Stevie is definitely the character in the play who most thoroughly represents Albee’s modus operandi. Probably smarter than her husband and certainly funnier, Jenny nailed these two aspects beyond a doubt. It was from a third aspect that she seemed to shy away: emotional energy. It wasn’t that she wasn’t intense–the room throbbed with her intensity even after she left the stage. It’s that the energy I saw in the dress rehearsal seemed desiccated somehow. Her plate-smashing was not done with nearly as much gusto, which made her character’s most attractive trait, namely her restraint, seem diminished in comparison.

Moze Halperin in The Goat.  Courtesy of Marley Zeno in Theater Publicity.

Moze Halperin in The Goat. Courtesy of Marley Zeno in Theater Publicity.

Moze’s Martin would have stolen the show except it was his from the beginning. Granted, there seemed to be a snag at the start of the third scene in which the intensity dropped inexplicably when Moze and Jake seemed oddly out of sync. This was rectified, though, and everything before and after really shone. I wondered at points whether he was, in fact, too empathetic for someone who had been engaging unapologetically in intercourse with an animal, but I decided that this could not really be called a failure on the part of the actor. Although Albee isn’t trying to justify bestiality at all, I can’t think of a point when I felt really angry at Martin for his transgression.

Oddly, I often didn’t think The Goat was pushing boundaries enough. Perhaps it was because the play was so short, almost amputated at the end by the traumatic realization of what Jenny was dragging.  Perhaps it was this refusal to complete a denouement that left the play stimulating and coyly enigmatic, but at the same time bewildering and un-cathartic. Perhaps it was partly Ben’s fault for staging it so close to the script instead of exploring postures deeper than Albee’s archetypes.

For all this, I liked the play immensely and thought it handled with humor ideas which would seem repulsive or indulgent in any other context. Perhaps I like the play because it is so easy to criticize, because it invites criticism in some sense, because it is born out of criticism and would die without it.

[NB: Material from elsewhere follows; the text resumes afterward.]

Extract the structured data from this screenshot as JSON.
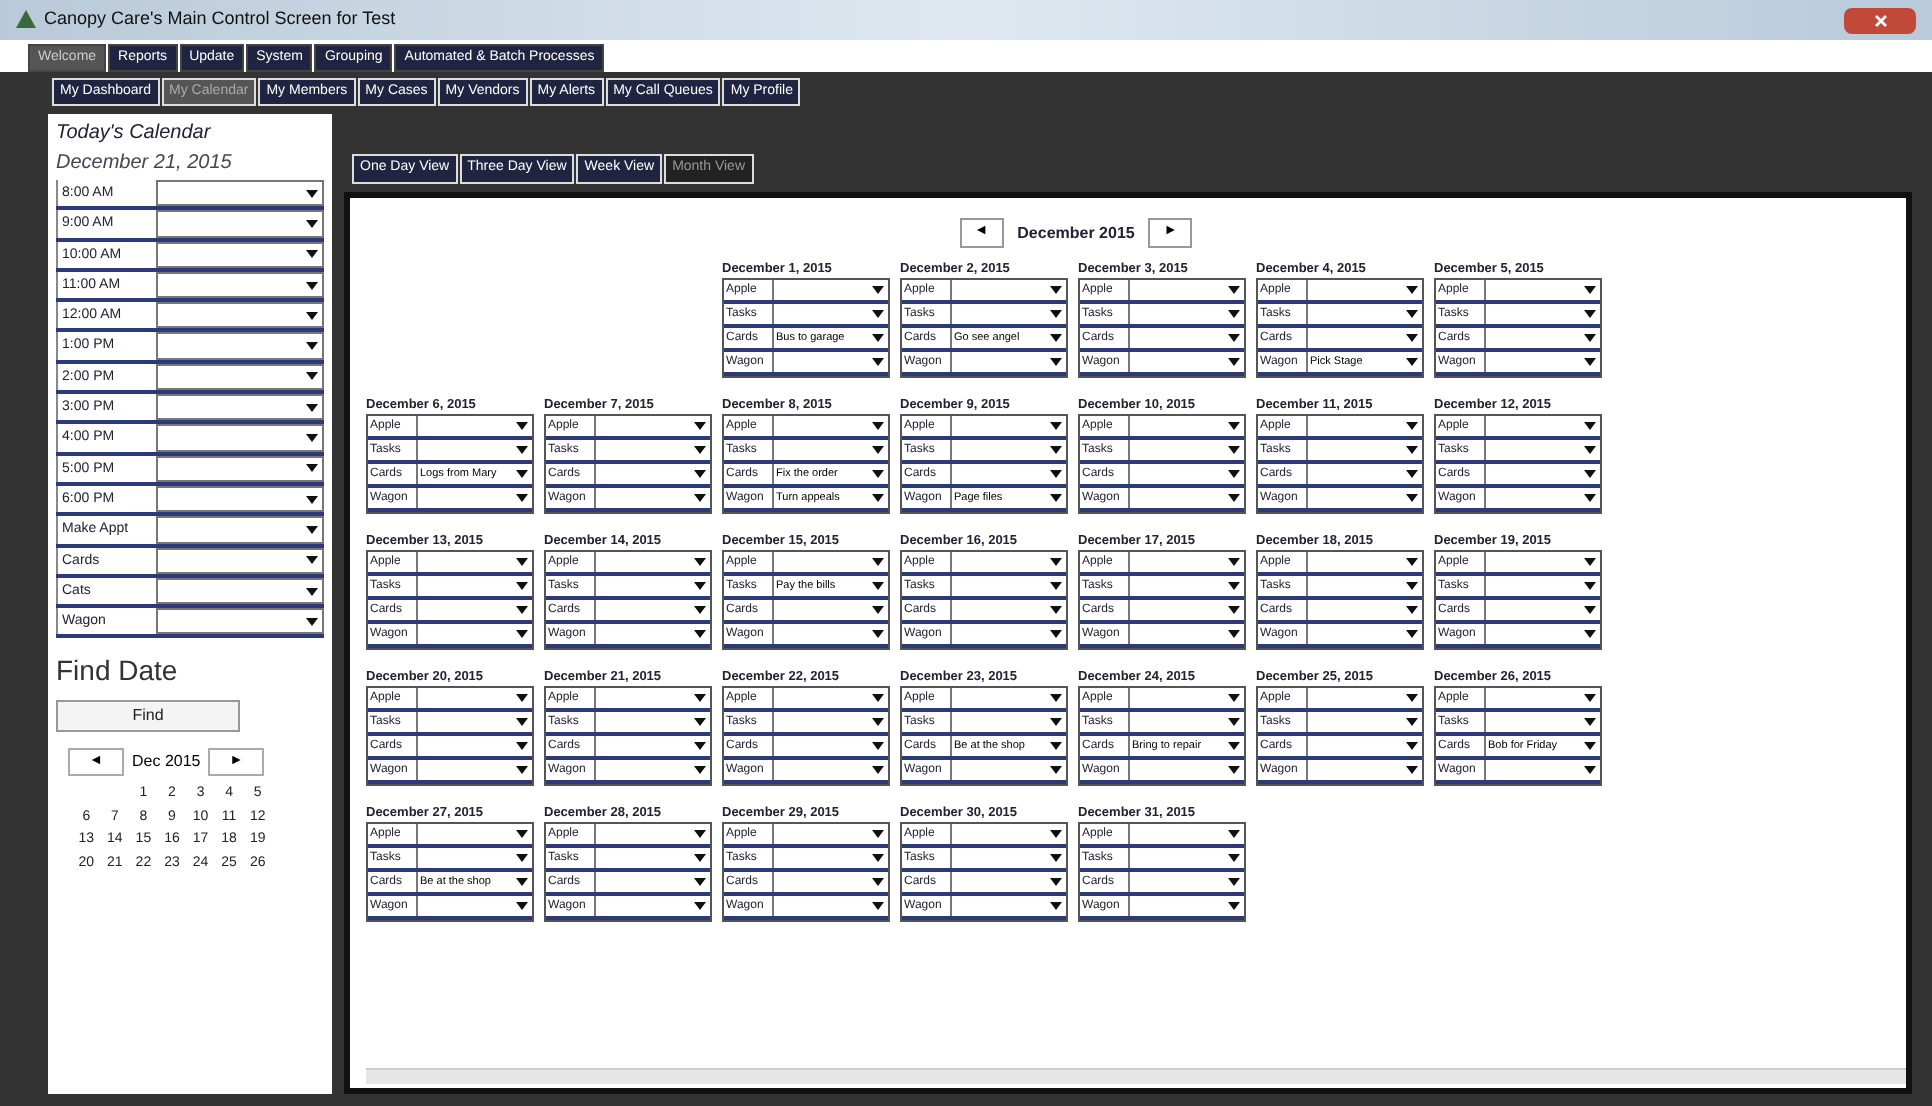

At its worst, The Goat is lazy and self-referential, Albee seeming to cruise along in his comfort zone of absurdity and wordplay, neglecting to color in all the complexities of his characters or his plot.  But at its best and far more often, it is a provocative exploration of the inimical effect of a society that has forgotten the reasons behind the moral code it so brutally and unquestioningly enforces. The play is not an attempt to challenge society’s values as much as it is a way to ask questions, questions that are perceived as so impermissible that they are rarely asked about what makes a person feel alienated, questions that insist emphatically that people feel and show how this feeling mitigates and redeems them.